Collection collection = map.values();
Object[] values = collection.toArray();
values[randomIntFromZeroToYouHashMapSize];
Ok, same answer as 0verbose with a simple fix to get the O(1) random lookup. Create an array which stores the same n objects. Now, in the HashMap, store the pairs . For example, say your Objects (strings for simplicity) are:
{"abc" , "def", "ghi"}
Create an
List<String> array = ArrayList<String>("abc","def","ghi")
Create a HashMap map with the following values:
for (int i = 0; i < array.size(); i++)
{
map.put(array[i],i);
}
O(1) random lookup is easily achieved by picking any index in the array. The only complication that arises is when you delete an object. For that, do:
Find object in map. Get its array index. Lets call this index i (map.get(i)) - O(1)
Swap array[i] with array[size of array - 1] (the last element in the array). Reduce the size of the array by 1 (since there is one less number now) - O(1)
Update the index of the new object in position i of the array in map (map.put(array[i], i)) - O(1)
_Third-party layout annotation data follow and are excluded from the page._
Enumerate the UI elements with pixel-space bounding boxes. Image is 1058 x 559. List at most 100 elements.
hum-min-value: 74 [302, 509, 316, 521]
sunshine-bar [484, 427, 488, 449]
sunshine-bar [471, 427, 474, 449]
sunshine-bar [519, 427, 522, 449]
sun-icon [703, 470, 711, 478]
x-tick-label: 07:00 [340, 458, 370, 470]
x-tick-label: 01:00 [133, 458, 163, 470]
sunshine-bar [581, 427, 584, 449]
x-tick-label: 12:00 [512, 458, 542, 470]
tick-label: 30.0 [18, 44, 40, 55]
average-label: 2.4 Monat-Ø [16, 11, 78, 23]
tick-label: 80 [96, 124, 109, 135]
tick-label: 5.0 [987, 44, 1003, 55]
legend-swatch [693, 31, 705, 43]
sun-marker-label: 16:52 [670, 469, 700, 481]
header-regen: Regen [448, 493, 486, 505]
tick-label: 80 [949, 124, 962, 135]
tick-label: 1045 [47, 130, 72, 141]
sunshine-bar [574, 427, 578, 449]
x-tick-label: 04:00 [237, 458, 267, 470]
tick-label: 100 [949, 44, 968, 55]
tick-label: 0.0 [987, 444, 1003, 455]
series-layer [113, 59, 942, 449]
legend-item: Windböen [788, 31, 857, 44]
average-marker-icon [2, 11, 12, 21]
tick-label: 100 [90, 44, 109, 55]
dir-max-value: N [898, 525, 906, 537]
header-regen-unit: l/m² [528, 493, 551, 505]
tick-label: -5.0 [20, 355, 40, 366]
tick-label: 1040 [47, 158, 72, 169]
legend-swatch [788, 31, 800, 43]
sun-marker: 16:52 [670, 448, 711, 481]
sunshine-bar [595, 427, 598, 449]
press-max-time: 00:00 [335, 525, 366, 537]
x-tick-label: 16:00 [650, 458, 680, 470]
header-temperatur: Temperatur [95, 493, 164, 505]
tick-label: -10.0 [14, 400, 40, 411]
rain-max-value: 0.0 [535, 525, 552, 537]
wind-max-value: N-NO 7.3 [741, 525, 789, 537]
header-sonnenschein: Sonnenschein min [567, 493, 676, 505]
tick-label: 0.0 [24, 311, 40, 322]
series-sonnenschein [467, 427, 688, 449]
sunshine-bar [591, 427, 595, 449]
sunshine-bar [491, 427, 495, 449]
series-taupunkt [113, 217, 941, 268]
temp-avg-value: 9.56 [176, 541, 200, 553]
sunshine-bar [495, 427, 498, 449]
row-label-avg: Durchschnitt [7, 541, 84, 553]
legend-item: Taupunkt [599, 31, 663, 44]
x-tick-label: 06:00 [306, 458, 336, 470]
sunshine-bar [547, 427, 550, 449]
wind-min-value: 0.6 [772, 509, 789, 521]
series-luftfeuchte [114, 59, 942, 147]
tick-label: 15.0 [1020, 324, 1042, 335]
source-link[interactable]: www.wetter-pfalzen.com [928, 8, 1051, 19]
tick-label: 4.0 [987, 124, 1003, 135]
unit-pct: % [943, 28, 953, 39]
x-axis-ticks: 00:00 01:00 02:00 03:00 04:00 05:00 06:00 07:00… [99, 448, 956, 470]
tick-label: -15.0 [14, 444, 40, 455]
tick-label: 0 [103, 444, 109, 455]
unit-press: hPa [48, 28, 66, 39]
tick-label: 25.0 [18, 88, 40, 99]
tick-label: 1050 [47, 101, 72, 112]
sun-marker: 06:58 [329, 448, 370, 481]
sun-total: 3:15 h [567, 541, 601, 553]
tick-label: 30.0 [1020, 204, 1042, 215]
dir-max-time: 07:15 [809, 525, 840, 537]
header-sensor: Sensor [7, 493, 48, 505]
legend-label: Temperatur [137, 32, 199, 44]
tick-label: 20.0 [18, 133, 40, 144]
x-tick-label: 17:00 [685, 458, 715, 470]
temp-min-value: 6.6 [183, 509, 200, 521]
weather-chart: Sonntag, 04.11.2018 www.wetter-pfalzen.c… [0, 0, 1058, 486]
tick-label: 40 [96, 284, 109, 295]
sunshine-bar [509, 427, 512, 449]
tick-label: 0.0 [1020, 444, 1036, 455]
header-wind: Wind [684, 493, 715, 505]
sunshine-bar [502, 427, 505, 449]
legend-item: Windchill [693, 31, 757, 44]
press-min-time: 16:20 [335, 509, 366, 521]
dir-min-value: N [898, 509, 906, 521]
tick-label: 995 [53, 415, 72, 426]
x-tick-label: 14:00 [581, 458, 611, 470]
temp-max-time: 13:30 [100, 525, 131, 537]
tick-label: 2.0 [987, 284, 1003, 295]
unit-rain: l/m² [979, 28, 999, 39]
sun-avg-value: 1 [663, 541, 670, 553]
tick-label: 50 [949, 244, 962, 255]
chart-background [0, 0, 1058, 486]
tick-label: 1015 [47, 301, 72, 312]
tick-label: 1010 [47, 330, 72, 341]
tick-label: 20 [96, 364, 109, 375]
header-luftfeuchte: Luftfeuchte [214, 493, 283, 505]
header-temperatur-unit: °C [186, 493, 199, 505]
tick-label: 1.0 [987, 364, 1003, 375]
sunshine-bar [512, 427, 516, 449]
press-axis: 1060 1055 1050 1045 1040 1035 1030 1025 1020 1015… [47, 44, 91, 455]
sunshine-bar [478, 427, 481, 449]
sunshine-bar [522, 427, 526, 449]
I apologize for the mix of java and cpp notation, hope this helps
Here's my analysis of using Collections.shuffle() on an ArrayList:
✔ can be initialized with an array of n objects in O(n).
Yes, although the cost is amortized unless n is known in advance.
✔ one can obtain a random element in O(1), after this operation the picked element is removed from the structure, without replacement.
Yes, choose the last element in the shuffled array; replace the array with a subList() of the remaining elements.
✔ one can undo p 'picking without replacement' operations in O(p).
Yes, append the element to the end of this list via add().
❍ one can remove a specific object (eg by id) from the structure in O(log(n)).
No, it looks like O(n).
✔ one can obtain an array of the objects currently in the structure in O(n).
Yes, using toArray() looks reasonable.
How about an array (or ArrayList) that's divided into "picked" and "unpicked"? You keep track of where the boundary is, and to pick, you generate a random index below the boundary, then (since you don't care about order), swap the item at that index with the last unpicked item, and decrement the boundary. To unpick, you just increment the boundary.
Update: Forgot about O(log(n)) removal. Not that hard, though, just a little memory-expensive, if you keep a HashMap of IDs to indices.
If you poke around on line you'll find various IndexedHashSet implementations that all work on more or less this principle -- an array or ArrayList plus a HashMap.
(I'd love to see a more elegant solution, though, if one exists.)
Update 2: Hmm... or does the actual removal become O(n) again, if you have to either recopy the arrays or shift them around?